Die Beklagte verteidigt das angefochtene Urteil und bittet nach Maßgabe ihres Schriftsatzes vom 14.03.2008 (GA 420 ff.) um Zurückweisung der Berufung. Ihre Haftung käme allenfalls in Betracht, wenn sie den Brand grob fahrlässig verursacht hätte. Das Landgericht habe zutreffend eine grobe Fahrlässigkeit auch von Repräsentanten nicht festgestellt. Wenn die Voraussetzungen des § 61 VVG nicht gegeben seien, scheide aufgrund des Regressverzichts ein Schadensersatzanspruch gleich aus welchem Rechtsgrund aus. Hinsichtlich des hier allenfalls in Betracht kommenden Unterlassens seien die Voraussetzungen des § 61 VVG nicht erfüllt.

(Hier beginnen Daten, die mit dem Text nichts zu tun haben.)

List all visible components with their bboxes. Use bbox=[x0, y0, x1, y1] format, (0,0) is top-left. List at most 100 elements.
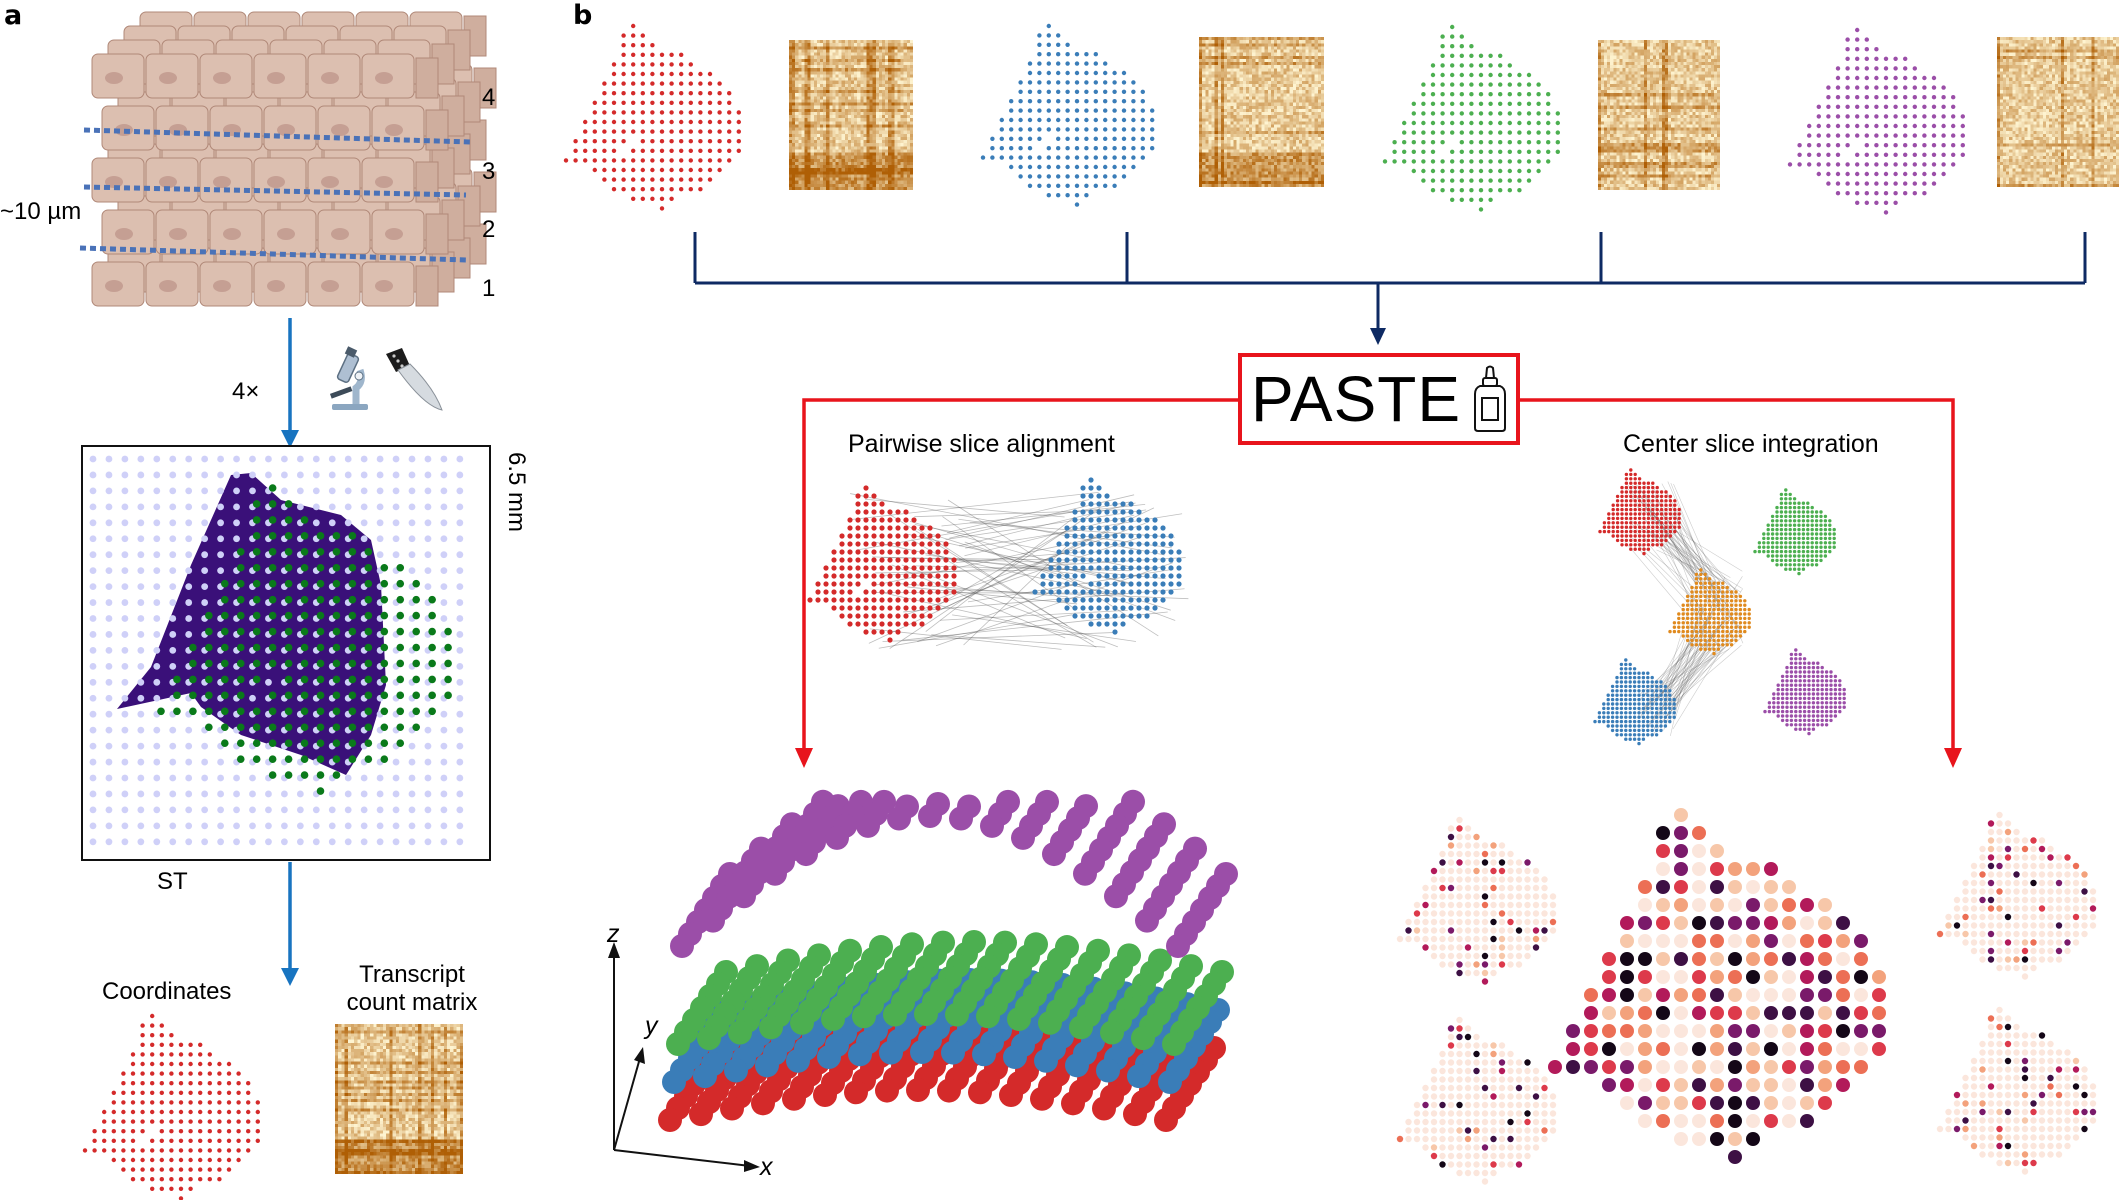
mapping-line bbox=[1670, 482, 1731, 637]
tissue-spot bbox=[332, 691, 341, 700]
slice-4-dot bbox=[1785, 674, 1789, 679]
array-spot bbox=[312, 455, 320, 463]
slice-dot bbox=[1430, 92, 1436, 97]
slice-3-dot bbox=[1646, 671, 1650, 675]
array-spot bbox=[440, 583, 448, 590]
slice-4-dot bbox=[1807, 670, 1811, 674]
slice-dot bbox=[1421, 130, 1426, 135]
array-spot bbox=[408, 838, 416, 846]
center-slice-dot bbox=[1685, 603, 1690, 607]
slice-dot bbox=[1498, 149, 1503, 154]
slice-2-expression-spot bbox=[2038, 930, 2046, 938]
slice-dot bbox=[611, 129, 617, 134]
slice-2-dot bbox=[1064, 605, 1070, 611]
slice-1-dot bbox=[1637, 499, 1642, 503]
slice-dot bbox=[1864, 171, 1869, 177]
slice-dot bbox=[1488, 53, 1493, 58]
slice-2-dot bbox=[1080, 597, 1086, 603]
coordinate-dot bbox=[111, 1100, 116, 1105]
array-spot bbox=[89, 599, 97, 606]
slice-2-expression-spot bbox=[2013, 947, 2020, 955]
slice-2-expression-spot bbox=[1953, 896, 1961, 904]
slice-1-dot bbox=[1633, 538, 1637, 543]
slice-1-expression-spot bbox=[1481, 935, 1489, 943]
mapping-line bbox=[1625, 541, 1703, 634]
slice-dot bbox=[698, 129, 703, 134]
slice-dot bbox=[669, 158, 674, 163]
slice-2-dot bbox=[1788, 554, 1792, 558]
array-spot bbox=[424, 822, 432, 830]
slice-3-expression-spot bbox=[1490, 1093, 1497, 1100]
tissue-spot bbox=[412, 659, 421, 668]
slice-4-dot bbox=[1820, 683, 1824, 687]
slice-dot bbox=[659, 129, 665, 134]
slice-1-expression-spot bbox=[1532, 927, 1540, 934]
layer-3-spot bbox=[1100, 1020, 1124, 1045]
center-slice-dot bbox=[1707, 625, 1712, 629]
slice-3-expression-spot bbox=[1507, 1093, 1514, 1100]
slice-2-dot bbox=[1120, 517, 1126, 523]
coordinate-dot bbox=[140, 1148, 145, 1153]
slice-3-expression-spot bbox=[1498, 1042, 1506, 1049]
slice-dot bbox=[1951, 123, 1956, 129]
slice-3-expression-spot bbox=[1473, 1067, 1480, 1075]
center-slice-dot bbox=[1738, 599, 1743, 603]
slice-dot bbox=[1960, 152, 1965, 157]
tissue-spot bbox=[348, 532, 357, 540]
slice-3-expression-spot bbox=[1473, 1110, 1480, 1117]
slice-2-expression-spot bbox=[2004, 828, 2012, 836]
slice-1-dot bbox=[1642, 543, 1646, 547]
slice-2-dot bbox=[1823, 549, 1828, 554]
slice-1-expression-spot bbox=[1447, 910, 1455, 917]
slice-dot bbox=[1430, 111, 1436, 116]
slice-3-expression-spot bbox=[1507, 1152, 1514, 1160]
slice-3-expression-spot bbox=[1422, 1118, 1429, 1126]
slice-2-dot bbox=[1779, 541, 1784, 545]
tissue-spot bbox=[300, 643, 309, 652]
slice-1-expression-spot bbox=[1464, 833, 1472, 841]
coordinate-dot bbox=[111, 1109, 116, 1115]
slice-4-dot bbox=[1780, 683, 1785, 687]
slice-1-dot bbox=[1637, 534, 1642, 538]
slice-2-dot bbox=[1806, 563, 1810, 567]
coordinate-dot bbox=[236, 1071, 241, 1076]
array-spot bbox=[169, 599, 177, 606]
slice-dot bbox=[1864, 47, 1869, 52]
slice-3-dot bbox=[1650, 728, 1654, 733]
slice-2-dot bbox=[1152, 549, 1158, 555]
slice-1-expression-spot bbox=[1481, 961, 1489, 968]
slice-dot bbox=[1121, 80, 1127, 85]
tissue-spot bbox=[364, 643, 373, 652]
tissue-spot bbox=[284, 627, 293, 636]
alignment-line bbox=[850, 493, 1165, 556]
slice-dot bbox=[631, 52, 636, 57]
array-spot bbox=[328, 455, 336, 463]
slice-2-dot bbox=[1784, 514, 1788, 519]
slice-4-dot bbox=[1789, 679, 1794, 683]
slice-4-dot bbox=[1798, 718, 1802, 723]
slice-dot bbox=[1507, 111, 1512, 116]
tissue-spot bbox=[380, 739, 389, 747]
tissue-spot bbox=[189, 659, 197, 668]
array-spot bbox=[360, 790, 368, 798]
slice-3-dot bbox=[1624, 684, 1628, 689]
slice-1-dot bbox=[1651, 494, 1655, 499]
slice-1-expression-spot bbox=[1464, 867, 1472, 875]
slice-2-dot bbox=[1810, 505, 1814, 510]
tissue-spot bbox=[300, 771, 309, 779]
slice-2-dot bbox=[1120, 613, 1126, 619]
slice-2-expression-spot bbox=[2081, 871, 2088, 878]
slice-3-dot bbox=[1668, 697, 1672, 702]
array-spot bbox=[360, 519, 368, 527]
center-slice-dot bbox=[1729, 634, 1734, 638]
slice-dot bbox=[1536, 140, 1541, 145]
slice-2-dot bbox=[1770, 545, 1775, 549]
slice-dot bbox=[573, 158, 578, 163]
array-spot bbox=[105, 790, 113, 798]
slice-3-dot bbox=[1641, 671, 1646, 675]
slice-1-expression-spot bbox=[1507, 927, 1514, 934]
slice-dot bbox=[1065, 70, 1070, 76]
center-slice-dot bbox=[1738, 616, 1743, 621]
coordinate-dot bbox=[217, 1090, 222, 1095]
slice-1-expression-spot bbox=[1524, 935, 1531, 943]
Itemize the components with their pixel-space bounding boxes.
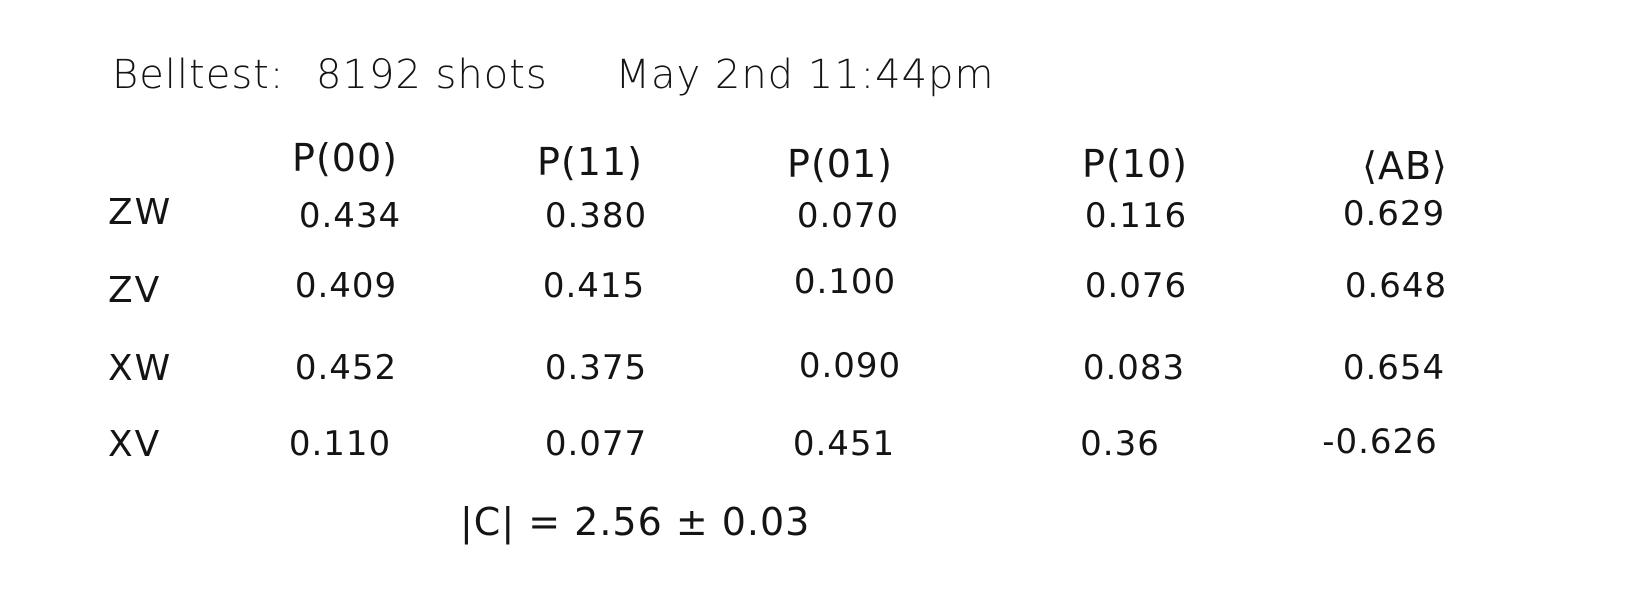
- column-header-p00: P(00): [292, 136, 398, 180]
- column-header-p10: P(10): [1082, 142, 1188, 186]
- cell-zw-p11: 0.380: [544, 196, 648, 236]
- cell-zw-p01: 0.070: [796, 196, 900, 236]
- cell-zv-p01: 0.100: [793, 262, 897, 302]
- cell-xv-ab: -0.626: [1322, 422, 1438, 462]
- cell-xv-p11: 0.077: [544, 424, 648, 464]
- row-label-zv: ZV: [108, 270, 162, 311]
- column-header-ab: ⟨AB⟩: [1362, 144, 1448, 188]
- note-title: Belltest: 8192 shots May 2nd 11:44pm: [112, 52, 994, 98]
- cell-zw-ab: 0.629: [1342, 194, 1446, 234]
- cell-xw-p00: 0.452: [294, 348, 398, 388]
- cell-zv-ab: 0.648: [1344, 266, 1448, 306]
- datetime: May 2nd 11:44pm: [615, 52, 995, 98]
- cell-xw-ab: 0.654: [1342, 348, 1446, 388]
- cell-xv-p00: 0.110: [288, 424, 392, 464]
- column-header-p11: P(11): [537, 140, 643, 184]
- row-label-xw: XW: [108, 348, 173, 389]
- chsh-result: |C| = 2.56 ± 0.03: [460, 500, 811, 544]
- cell-xw-p01: 0.090: [798, 346, 902, 386]
- cell-xv-p10: 0.36: [1080, 424, 1160, 464]
- cell-zv-p11: 0.415: [542, 266, 646, 306]
- cell-zv-p00: 0.409: [294, 266, 398, 306]
- experiment-label: Belltest:: [112, 52, 285, 98]
- row-label-xv: XV: [108, 424, 162, 465]
- shot-count: 8192 shots: [316, 52, 548, 98]
- row-label-zw: ZW: [108, 192, 173, 233]
- column-header-p01: P(01): [787, 142, 893, 186]
- cell-zw-p10: 0.116: [1084, 196, 1188, 236]
- cell-zv-p10: 0.076: [1084, 266, 1188, 306]
- cell-zw-p00: 0.434: [298, 196, 402, 236]
- cell-xw-p10: 0.083: [1082, 348, 1186, 388]
- cell-xw-p11: 0.375: [544, 348, 648, 388]
- cell-xv-p01: 0.451: [792, 424, 896, 464]
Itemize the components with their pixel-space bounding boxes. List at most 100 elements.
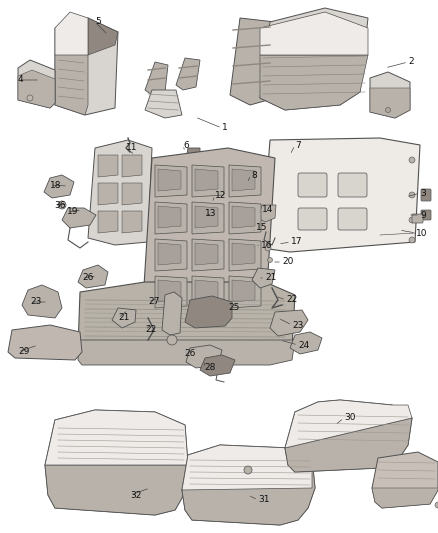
Polygon shape <box>55 12 88 55</box>
Polygon shape <box>232 206 255 228</box>
Text: 5: 5 <box>95 18 101 27</box>
Polygon shape <box>155 239 187 271</box>
Polygon shape <box>192 276 224 308</box>
Polygon shape <box>45 465 188 515</box>
Polygon shape <box>182 458 315 525</box>
Text: 8: 8 <box>251 171 257 180</box>
FancyBboxPatch shape <box>421 189 431 201</box>
Polygon shape <box>260 8 368 110</box>
Text: 2: 2 <box>408 58 413 67</box>
Polygon shape <box>55 48 88 115</box>
Text: 11: 11 <box>126 143 138 152</box>
Text: 29: 29 <box>18 348 29 357</box>
Text: 22: 22 <box>145 326 156 335</box>
FancyBboxPatch shape <box>338 208 367 230</box>
Text: 1: 1 <box>222 124 228 133</box>
Polygon shape <box>195 206 218 228</box>
Text: 7: 7 <box>295 141 301 149</box>
Text: 13: 13 <box>205 208 216 217</box>
Text: 6: 6 <box>183 141 189 149</box>
Polygon shape <box>62 208 96 228</box>
Polygon shape <box>370 72 410 118</box>
Text: 21: 21 <box>118 313 129 322</box>
Circle shape <box>409 237 415 243</box>
Text: 26: 26 <box>82 273 93 282</box>
Text: 25: 25 <box>228 303 240 312</box>
Text: 31: 31 <box>258 496 269 505</box>
Text: 12: 12 <box>215 190 226 199</box>
Polygon shape <box>218 152 232 168</box>
Text: 32: 32 <box>130 490 141 499</box>
Polygon shape <box>232 169 255 191</box>
Polygon shape <box>88 18 118 55</box>
FancyBboxPatch shape <box>412 214 423 223</box>
FancyBboxPatch shape <box>421 210 431 220</box>
Polygon shape <box>78 265 108 288</box>
Polygon shape <box>370 88 410 118</box>
FancyBboxPatch shape <box>298 173 327 197</box>
Polygon shape <box>176 58 200 90</box>
Polygon shape <box>208 192 224 212</box>
Polygon shape <box>195 243 218 265</box>
Polygon shape <box>155 165 187 197</box>
Text: 24: 24 <box>298 341 309 350</box>
Polygon shape <box>290 332 322 354</box>
Text: 16: 16 <box>261 240 272 249</box>
Text: 15: 15 <box>256 223 268 232</box>
Polygon shape <box>229 165 261 197</box>
Polygon shape <box>285 418 412 472</box>
Circle shape <box>385 108 391 112</box>
FancyBboxPatch shape <box>298 208 327 230</box>
Polygon shape <box>45 410 188 465</box>
Circle shape <box>244 466 252 474</box>
Polygon shape <box>8 325 82 360</box>
Polygon shape <box>258 205 276 222</box>
Polygon shape <box>155 202 187 234</box>
Polygon shape <box>192 165 224 197</box>
Text: 14: 14 <box>262 206 273 214</box>
Circle shape <box>265 245 271 251</box>
Circle shape <box>268 257 272 262</box>
Polygon shape <box>232 243 255 265</box>
Text: 30: 30 <box>344 414 356 423</box>
Circle shape <box>409 217 415 223</box>
Polygon shape <box>55 18 118 115</box>
Text: 3: 3 <box>420 189 426 198</box>
Polygon shape <box>22 285 62 318</box>
Polygon shape <box>44 175 74 198</box>
Polygon shape <box>270 310 308 336</box>
Polygon shape <box>98 211 118 233</box>
Polygon shape <box>262 138 420 252</box>
Circle shape <box>409 192 415 198</box>
Text: 17: 17 <box>291 238 303 246</box>
Text: 21: 21 <box>265 273 276 282</box>
Polygon shape <box>186 345 222 368</box>
Polygon shape <box>158 169 181 191</box>
Polygon shape <box>158 206 181 228</box>
Polygon shape <box>260 12 368 55</box>
Polygon shape <box>182 445 315 525</box>
Polygon shape <box>252 268 275 288</box>
Polygon shape <box>158 243 181 265</box>
Polygon shape <box>229 202 261 234</box>
Text: 18: 18 <box>50 181 61 190</box>
Polygon shape <box>246 168 262 188</box>
Polygon shape <box>155 276 187 308</box>
Circle shape <box>58 201 66 209</box>
Polygon shape <box>200 355 235 376</box>
Polygon shape <box>285 400 412 472</box>
Text: 36: 36 <box>54 200 66 209</box>
Polygon shape <box>230 18 275 105</box>
Circle shape <box>27 95 33 101</box>
Polygon shape <box>112 308 136 328</box>
Polygon shape <box>192 239 224 271</box>
Text: 27: 27 <box>148 297 159 306</box>
Polygon shape <box>142 148 275 328</box>
Polygon shape <box>98 155 118 177</box>
Text: 28: 28 <box>204 364 215 373</box>
Polygon shape <box>186 148 200 163</box>
Text: 20: 20 <box>282 257 293 266</box>
Text: 23: 23 <box>292 320 304 329</box>
Polygon shape <box>88 140 152 245</box>
Polygon shape <box>18 60 55 108</box>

Im Übrigen bestreitet sie die Erstattungsfähigkeit der Kosten für die Gutachten zur Schadenshöhe und zur Brandursache.

Wegen der weiteren Einzelheiten des Sach- und Streitstandes wird auf den vorgetragenen Inhalt der in beiden Instanzen gewechselten Schriftsätze der Parteien einschließlich der zu den Akten gereichten schriftlichen Unterlagen sowie auf den Akteninhalt im Übrigen Bezug genommen.

Die Akte 431 UJs 547/02 StA Wuppertal war zu Beweiszwecken Gegenstand der mündlichen Verhandlung.

II.

Die zulässige Berufung hat in der Sache keinen Erfolg. Das angefochtene Urteil beruht im Ergebnis weder auf einer Rechtsverletzung (§§ 513 Abs. 1, 520 Abs. 3 Satz 2 Nr. 2, 546 ZPO) noch rechtfertigen die im Berufungsverfahren zu Grunde zu legenden Tatsachen (§§ 520 Abs. 3 Satz 2 Nr. 3, 529 Abs. 1 ZPO) eine abweichende Entscheidung. Der Senat folgt den Gründen des angefochtenen Urteils nach Maßgabe der folgenden durch das Berufungsvorbringen veranlassten Ausführungen:

Das Landgericht hat zu Recht entschieden, dass der Klägerin gegen die Beklagte aus übergegangenem Recht wegen des Brandschadens vom 08.07.2002 kein Schadensersatzanspruch in zuletzt noch geltend gemachter Höhe von 199.310,44 € zusteht. Dem Gebäudeversicherungsvertrag zwischen der Klägerin und dem Vermieter der Beklagten ist mangels gegenteiliger Erkenntnisse ein Regressverzicht der Klägerin für den Fall zu entnehmen, dass der Mieter einen Schaden durch einfache Fahrlässigkeit verursacht hat (BGH NZM 2002, 795; BGHZ 145, 393). Der Regress ist dem Gebäudeversicherer selbst dann verwehrt, wenn der Mieter - wie hier die Beklagte - haftpflichtversichert ist (BGH, NJW 2006, 3712; WuM 2007, 144). Der Senat geht mit dem Landgericht auch davon aus, dass die Klägerin, die insoweit die Darlegungs- und Beweislast trifft (statt vieler: Prölss/Martin, VVG, 26. Aufl. 1998, § 6, Anm. 14; § 61, Anm. 6), die Voraussetzungen einer Leistungsfreiheit nach § 61 VVG a.F. (analog) nicht bewiesen hat.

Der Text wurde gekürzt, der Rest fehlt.